As Fellini Showed 70 Years Ago, Men Will Be Boys, Too
With ‘I Vitelloni,’ we see Fellini before he became Fellini, a young screenwriter and director finding his bearings, an inquisitive sensibility open to experimentation and, especially, risk.
When does the statute of limitations end for the whole notion of “coming of age?” At least here in the U.S., it’s 18 by the law. Still, adulthood arrives at different moments for different people, and sometimes not at all. Culture, too, is a determinant of when an individual is tasked to abandon childish things. Anyone watching “I Vitelloni” (1953) would conclude that maturity begins to dawn upon its participants — in particular, its male participants — at age 35.
Kind of late, don’t you think? Sociologists can point to “I Vitelloni,” the film that brought director Federico Fellini to international renown, as an indicator of the tight-knit nature of Italian families. Cinephiles will mention that casting, back in the day, didn’t always conform to age-appropriateness. Social justice warriors, should they deign to watch a 70-year-old entertainment, will have plenty to say about toxic masculinity and how heavily it weighs on the body politic.
Really, though, shouldn’t the cohort of moderately-aged guys that form the nucleus of “I Vitelloni” know better? That was, of course, Fellini’s point. The title of the film, roughly translated from dialect, refers to goldbrickers, good-for-nothings, mama’s boys, and, in the immortal locution of W.C. Fields, slugabeds. The movie underscores, albeit with a fond moral compass, that boys will be boys even when they’re men. Is it a sign of progress that Fellini’s unembarrassed paean to misspent manhood comes off as a bit antiquated? Maybe.

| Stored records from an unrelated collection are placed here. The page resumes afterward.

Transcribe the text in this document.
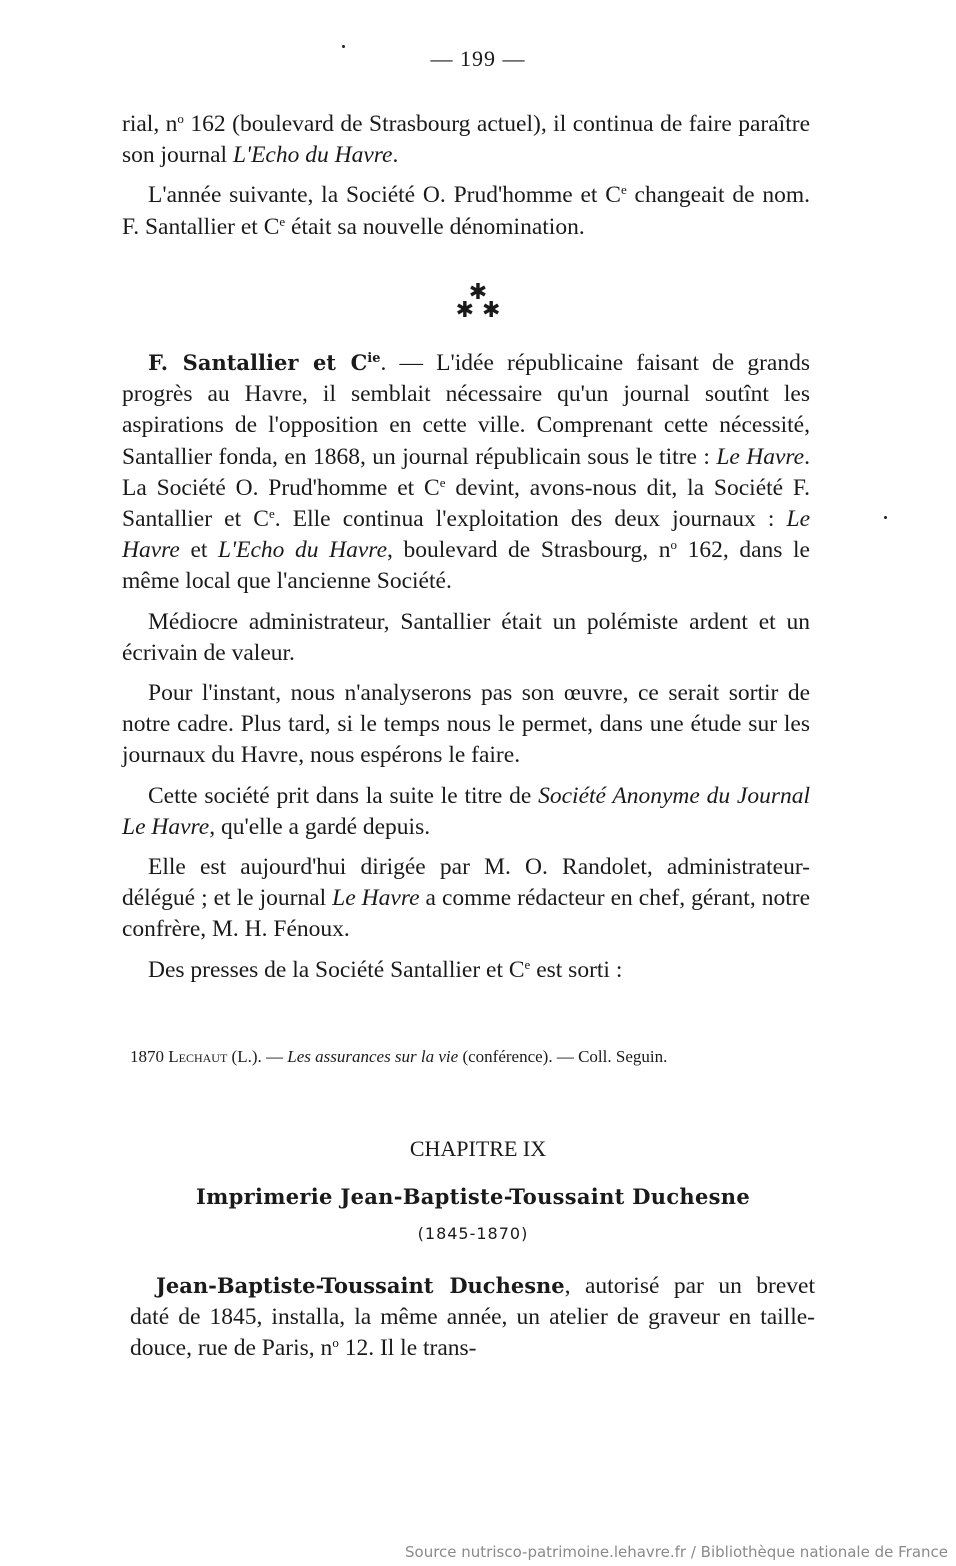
— 199 —

rial, $n^o$ 162 (boulevard de Strasbourg actuel), il continua de faire paraître son journal L'Echo du Havre.

L'année suivante, la Société O. Prud'homme et Ce changeait de nom. F. Santallier et Ce était sa nouvelle dénomination.

✱
✱✱

F. Santallier et $C^{ie}$. — L'idée républicaine faisant de grands progrès au Havre, il semblait nécessaire qu'un journal soutînt les aspirations de l'opposition en cette ville. Comprenant cette nécessité, Santallier fonda, en 1868, un journal républicain sous le titre : Le Havre. La Société O. Prud'homme et Ce devint, avons-nous dit, la Société F. Santallier et Ce. Elle continua l'exploitation des deux journaux : Le Havre et L'Echo du Havre, boulevard de Strasbourg, $n^o$ 162, dans le même local que l'ancienne Société.

Médiocre administrateur, Santallier était un polémiste ardent et un écrivain de valeur.

Pour l'instant, nous n'analyserons pas son œuvre, ce serait sortir de notre cadre. Plus tard, si le temps nous le permet, dans une étude sur les journaux du Havre, nous espérons le faire.

Cette société prit dans la suite le titre de Société Anonyme du Journal Le Havre, qu'elle a gardé depuis.

Elle est aujourd'hui dirigée par M. O. Randolet, administrateur-délégué ; et le journal Le Havre a comme rédacteur en chef, gérant, notre confrère, M. H. Fénoux.

Des presses de la Société Santallier et Ce est sorti :

1870 Lechaut (L.). — Les assurances sur la vie (conférence). — Coll. Seguin.
CHAPITRE IX
Imprimerie Jean-Baptiste-Toussaint Duchesne
(1845-1870)

Jean-Baptiste-Toussaint Duchesne, autorisé par un brevet daté de 1845, installa, la même année, un atelier de graveur en taille-douce, rue de Paris, $n^o$ 12. Il le trans-

Source nutrisco-patrimoine.lehavre.fr / Bibliothèque nationale de France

Antiquated and, it should be noted, beguiling. Here is Fellini before he became Fellini, a young screenwriter and director finding his bearings, an inquisitive sensibility open to experimentation and, especially, risk. In retrospect, we can see how the picture is marked with trademark Fellinisms — its headlong rhythms, for one, and a not altogether sensible conflation of life and art. But even within its fairly conventional strictures, “I Vitelloni” retains a loose-limbed bonhomie. Movie-goers who find the mature Fellini too mannered will enjoy this film’s shambling good will.
Who are the loose-limbed cadre of man-boys at the center of “I Vitelloni?” There’s Riccardo (Riccardo Fellini, the director’s younger brother), a wanna-be actor and singer. Leopoldo (Leopoldo Trieste) has aspirations to become the Ibsen of Italy. Alberto (Alberto Sordi) is a mooch on his sister Olga (Claude Farell) and a clown down for anything. Fausto (Franco Fabrizi) likes the ladies and shows little caution in chasing them down. Moraldo (Franco Interlenghi), the most serious of the bunch, spends an inordinate amount of time pining for better things — preferably beyond the provincial township he calls home.

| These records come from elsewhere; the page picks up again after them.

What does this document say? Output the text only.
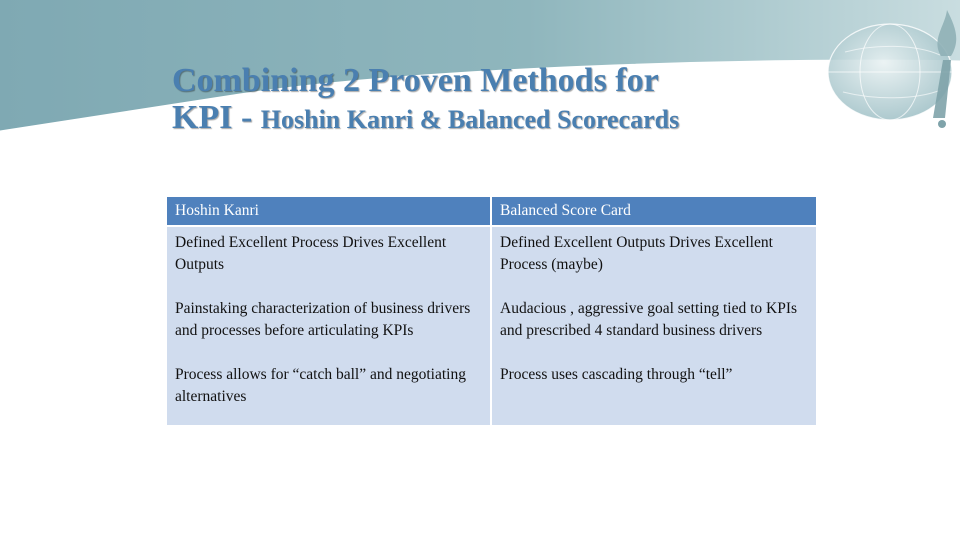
Combining 2 Proven Methods for
KPI - Hoshin Kanri & Balanced Scorecards
Hoshin Kanri	Balanced Score Card
Defined Excellent Process Drives Excellent Outputs	Defined Excellent Outputs Drives Excellent Process (maybe)
Painstaking characterization of business drivers and processes before articulating KPIs	Audacious , aggressive goal setting tied to KPIs and prescribed 4 standard business drivers
Process allows for “catch ball” and negotiating alternatives	Process uses cascading through “tell”
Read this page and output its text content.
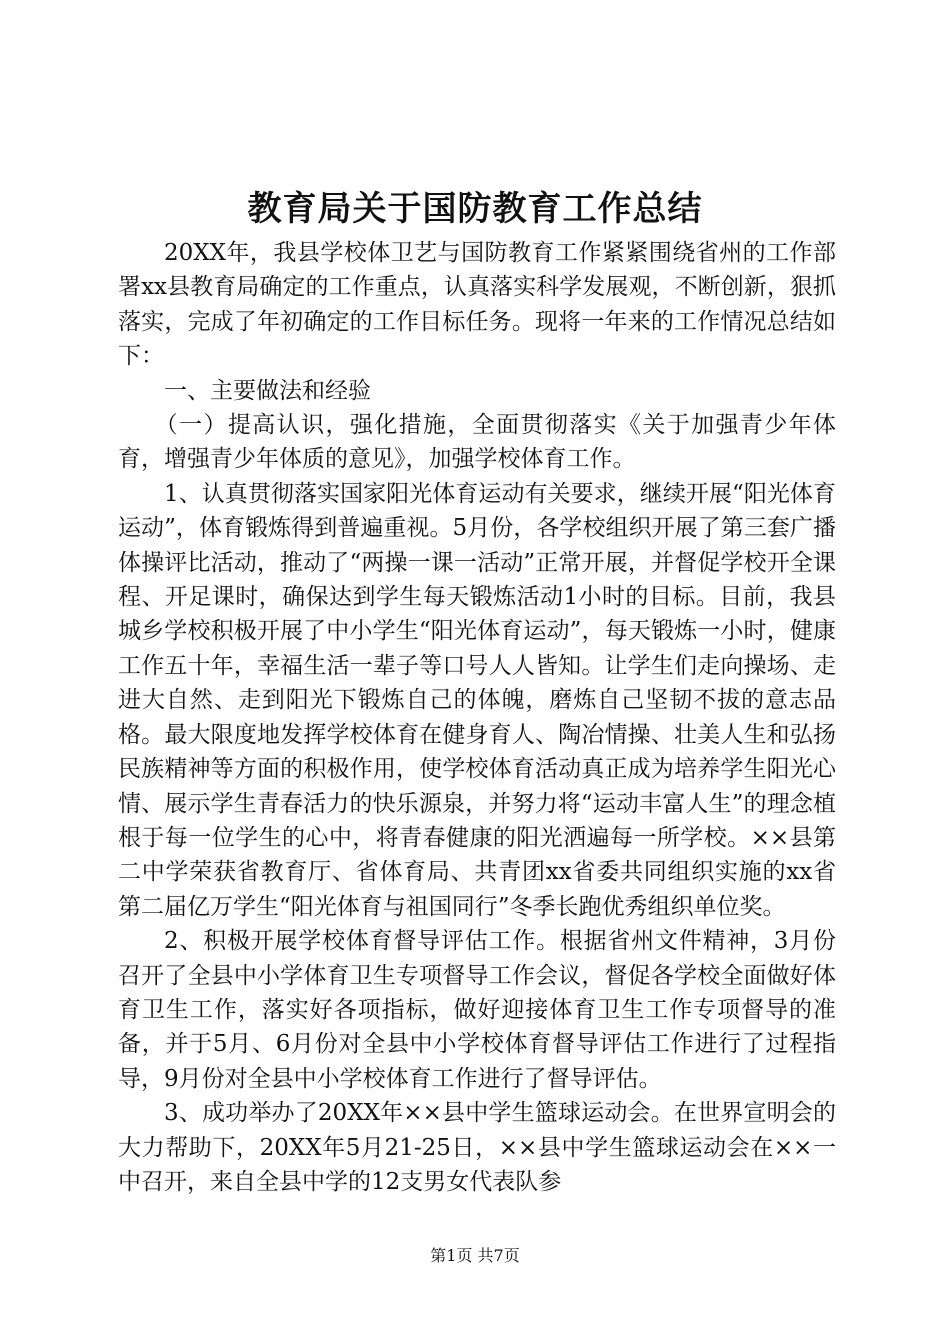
教育局关于国防教育工作总结

20XX年，我县学校体卫艺与国防教育工作紧紧围绕省州的工作部署xx县教育局确定的工作重点，认真落实科学发展观，不断创新，狠抓落实，完成了年初确定的工作目标任务。现将一年来的工作情况总结如下：

一、主要做法和经验

（一）提高认识，强化措施，全面贯彻落实《关于加强青少年体育，增强青少年体质的意见》，加强学校体育工作。

1、认真贯彻落实国家阳光体育运动有关要求，继续开展“阳光体育运动”，体育锻炼得到普遍重视。5月份，各学校组织开展了第三套广播体操评比活动，推动了“两操一课一活动”正常开展，并督促学校开全课程、开足课时，确保达到学生每天锻炼活动1小时的目标。目前，我县城乡学校积极开展了中小学生“阳光体育运动”，每天锻炼一小时，健康工作五十年，幸福生活一辈子等口号人人皆知。让学生们走向操场、走进大自然、走到阳光下锻炼自己的体魄，磨炼自己坚韧不拔的意志品格。最大限度地发挥学校体育在健身育人、陶冶情操、壮美人生和弘扬民族精神等方面的积极作用，使学校体育活动真正成为培养学生阳光心情、展示学生青春活力的快乐源泉，并努力将“运动丰富人生”的理念植根于每一位学生的心中，将青春健康的阳光洒遍每一所学校。××县第二中学荣获省教育厅、省体育局、共青团xx省委共同组织实施的xx省第二届亿万学生“阳光体育与祖国同行”冬季长跑优秀组织单位奖。

2、积极开展学校体育督导评估工作。根据省州文件精神，3月份召开了全县中小学体育卫生专项督导工作会议，督促各学校全面做好体育卫生工作，落实好各项指标，做好迎接体育卫生工作专项督导的准备，并于5月、6月份对全县中小学校体育督导评估工作进行了过程指导，9月份对全县中小学校体育工作进行了督导评估。

3、成功举办了20XX年××县中学生篮球运动会。在世界宣明会的大力帮助下，20XX年5月21-25日，××县中学生篮球运动会在××一中召开，来自全县中学的12支男女代表队参

第1页 共7页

The picture begins with a beauty pageant, follows up with a shotgun wedding, and then ambles with no particular place to go through an unnamed city on the Adriatic. Each of the characters is given his own moment of individuation and crisis, especially Fausto with his skirt-chasing ways and, in a minor key, Leopold and his hankering for recognition. When the latter encounters the famed stage actor Sergio Natali (Achille Majeroni), he hopes for artistic validation, but, instead, finds himself the subject of unwanted attention. Dreams die hard.
Fellini encountered significant flack when making the film, particularly when it came to casting. Investors demanded name talent, and the two names that had any bearing for the public, Fabrizi and Sordi, had just come off major bombs. But what do money men know? Upon release, “I Vitelloni” made Sordi a star and garnered huzzahs from critics and audiences the world over. Nino Rota’s soaring score added significantly to the film’s appeal, as did Italy itself, here seen as an extension of Giorgio de Chirico’s dead-end romanticism.
Should you want Fellini at his most innovative, look elsewhere, but make a pitstop here for a filmmaker at his most approachable. “I Vitelloni” makes for good companionship.